Gino Caldatto Barbosa:
Tudo começou em 2002, quando o Oswaldo ainda estava vivo. Ele fechou seu escritório e doou o acervo para a Faculdade de Arquitetura e Urbanismo, da Universidade Católica de Santos (UniSantos). Nós organizamos um grupo de estudo, que classificou o material e criou produtos a partir dele. Primeiro, fizemos uma exposição no Senac, para comemorar os 60 anos de profissão do Oswaldo. Ela percorreu diversos estados. O outro produto seria um livro. Com a morte do Oswaldo em 2005, a obra ficou parada. Retomei o projeto há mais ou menos dez anos, quando o Ruy se associou a ele.
Ruy Eduardo Debs Franco: O Oswaldo teve um trabalho de bastidor muito importante para a profissão. Na década de 50, foi um dos que lutou pela regulamentação da carreira. Também foi um dos responsáveis pela criação das bienais de arquitetura e do Instituto de Arquitetos do Brasil (IAB).
Gino: Sem falar que o Oswaldo contribuiu para o surgimento de faculdades de Arquitetura. Primeiro, na Universidade de São Paulo (USP) e, dez anos depois, na UniSantos.
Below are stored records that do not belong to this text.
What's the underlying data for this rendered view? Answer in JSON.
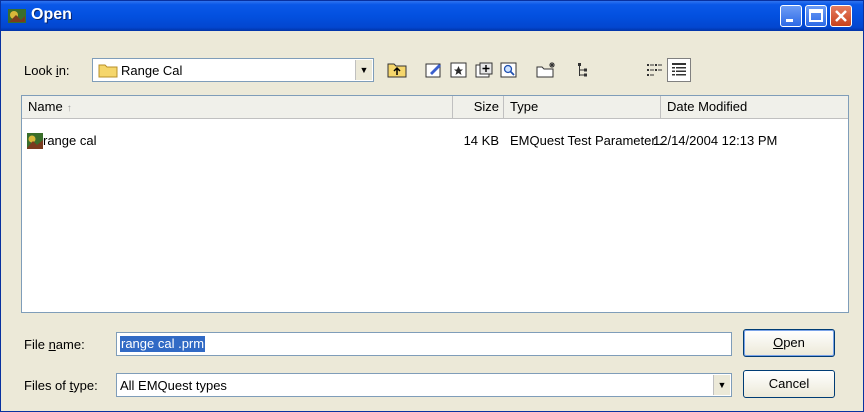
{
  "window": {
    "title": "Open"
  },
  "look_in": {
    "label_before": "Look ",
    "label_accel": "i",
    "label_after": "n:",
    "value": "Range Cal"
  },
  "toolbar": {
    "icons": [
      "up-folder-icon",
      "edit-icon",
      "favorites-icon",
      "add-icon",
      "search-icon",
      "new-folder-icon",
      "tree-icon",
      "list-view-icon",
      "details-view-icon"
    ]
  },
  "list": {
    "columns": {
      "name": "Name",
      "size": "Size",
      "type": "Type",
      "date": "Date Modified"
    },
    "rows": [
      {
        "name": "range cal",
        "size": "14 KB",
        "type": "EMQuest Test Parameter...",
        "date": "12/14/2004 12:13 PM"
      }
    ]
  },
  "file_name": {
    "label_before": "File ",
    "label_accel": "n",
    "label_after": "ame:",
    "value": "range cal .prm"
  },
  "files_of_type": {
    "label_before": "Files of ",
    "label_accel": "t",
    "label_after": "ype:",
    "value": "All EMQuest types"
  },
  "buttons": {
    "open_accel": "O",
    "open_rest": "pen",
    "cancel": "Cancel"
  },
  "colors": {
    "titlebar": "#0350df",
    "selection": "#316ac5",
    "window_bg": "#ece9d8"
  }
}
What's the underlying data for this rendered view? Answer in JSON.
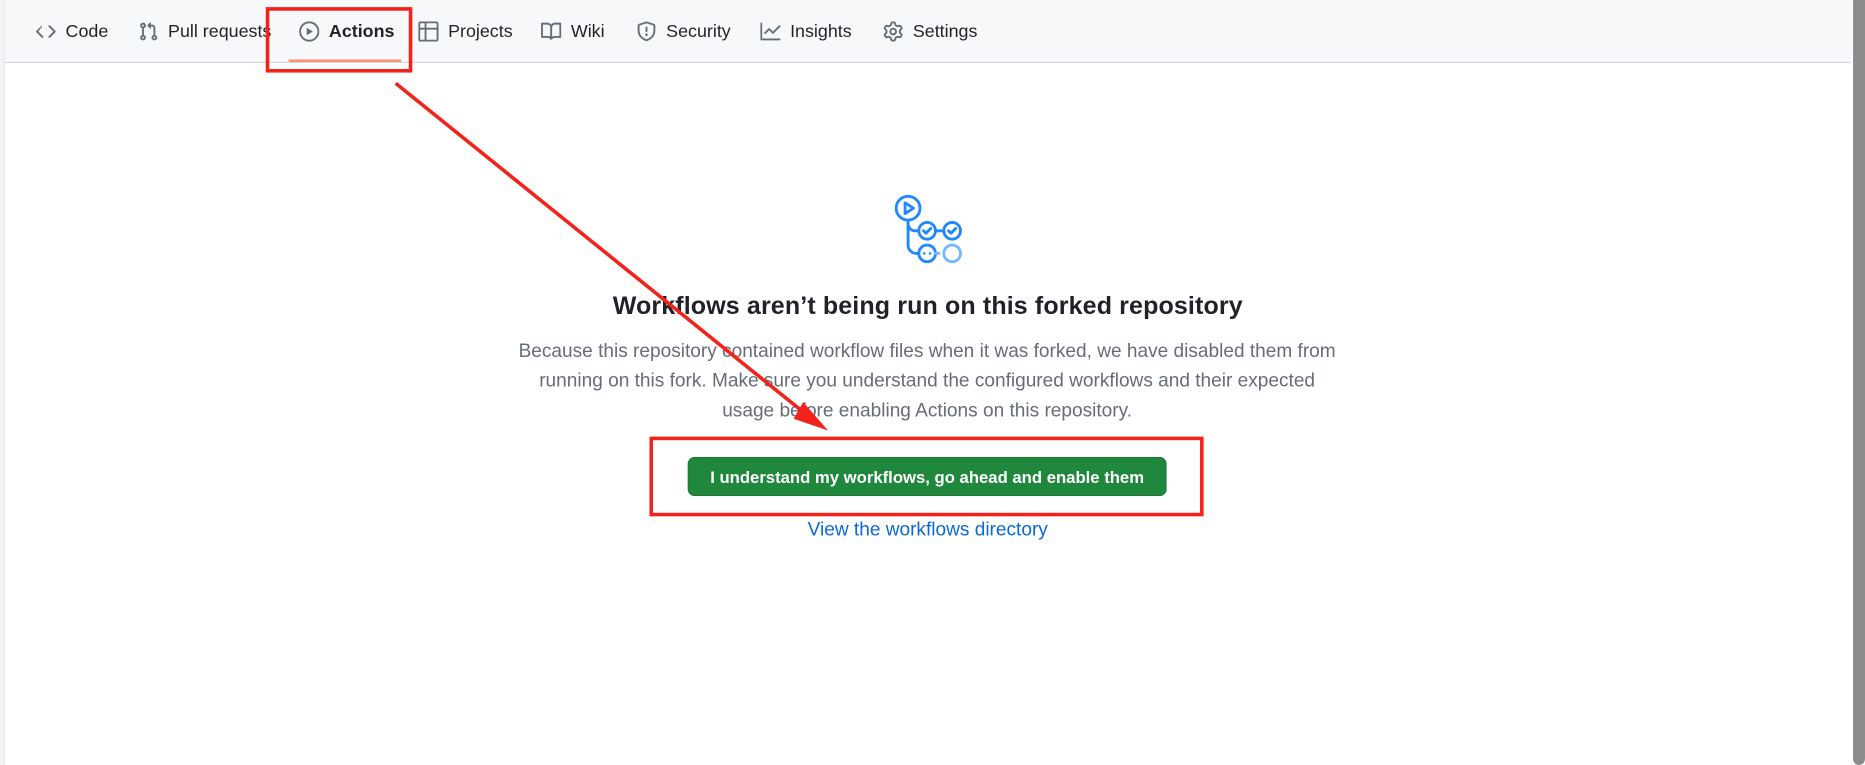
{
  "repo_nav": {
    "items": [
      {
        "label": "Code",
        "icon": "code-icon",
        "selected": false
      },
      {
        "label": "Pull requests",
        "icon": "git-pull-request-icon",
        "selected": false
      },
      {
        "label": "Actions",
        "icon": "play-icon",
        "selected": true
      },
      {
        "label": "Projects",
        "icon": "table-icon",
        "selected": false
      },
      {
        "label": "Wiki",
        "icon": "book-icon",
        "selected": false
      },
      {
        "label": "Security",
        "icon": "shield-icon",
        "selected": false
      },
      {
        "label": "Insights",
        "icon": "graph-icon",
        "selected": false
      },
      {
        "label": "Settings",
        "icon": "gear-icon",
        "selected": false
      }
    ]
  },
  "blankslate": {
    "icon": "actions-workflow-icon",
    "heading": "Workflows aren’t being run on this forked repository",
    "description_lines": [
      "Because this repository contained workflow files when it was forked, we have disabled them from",
      "running on this fork. Make sure you understand the configured workflows and their expected",
      "usage before enabling Actions on this repository."
    ],
    "enable_button_label": "I understand my workflows, go ahead and enable them",
    "directory_link_label": "View the workflows directory"
  },
  "colors": {
    "primary_button": "#1f883d",
    "link": "#0969da",
    "selected_tab_underline": "#fd8c73",
    "annotation": "#f5221b",
    "icon_blue": "#2188ff"
  },
  "annotations": {
    "highlight_targets": [
      "Actions tab",
      "enable workflows button"
    ],
    "arrow": "from Actions tab to enable workflows button"
  }
}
Existem projetos dele na região?
Gino:
Há obras pulverizadas pelo País, mas a maioria está no Estado de São Paulo. Na Baixada, encontramos o edifício Sobre as Ondas, em Guarujá, que fez em conjunto com o Jayme Fonseca Rodrigues – protegido pelo Conselho de Defesa do Patrimônio Histórico, Arqueológico, Artístico e Turístico do Estado de São Paulo (Condephaat). Em Santos, temos o Edifício Taiuva, na Avenida Conselheiro Nébias.
Ruy: Na cidade de Santos, também há os edifícios Brasília, no Boqueirão, e Clipper Sea, no José Menino. Fora o Teatro Municipal, o Clube Atlético Santista, o prédio do Senac, na Conselheiro, e o pronto-socorro ao lado da Santa Casa. Em Guarujá, a antiga prefeitura leva a assinatura do Oswaldo.


Hoje, grande parte das pessoas, quando pensa em arquitetura, logo imagina o design de interiores. Mas profissionais como o Oswaldo e vocês mostram a importância da arquitetura para o urbanismo e o desenvolvimento das cidades.
Ruy:
A cidade é um ser vivo, que, muitas vezes, se multiplica fora do alcance do órgão gestor. O arquiteto, portanto, tem papel essencial no planejamento urbano, que ajuda a guiar o crescimento da cidade. Para você ter ideia, em 1968, o Oswaldo elaborou o Plano Diretor de Santos.
Gino: O Brasil é um dos poucos países em que o arquiteto é tratado mais como um artigo de luxo, como uma pessoa que trabalha mais nos interiores das residências e imóveis. Mas a gente também pode atuar, por exemplo, no planejamento do trânsito, do sistema viário. Quando surgiu essa função de ajudar a pensar a cidade? Na Revolução Industrial, pois ela gerou vários problemas urbanos. Na década de 1930, começou a se discutir o conceito de cidade moderna e, com isso, o planejamento urbano ganhou ainda mais força. Brasília traduz bem essa visão de cidade organizada e funcional. Vale dizer que aqui na região, além de se envolver com o Plano Diretor de Santos, o Oswaldo projetou a Riviera de São Lourenço.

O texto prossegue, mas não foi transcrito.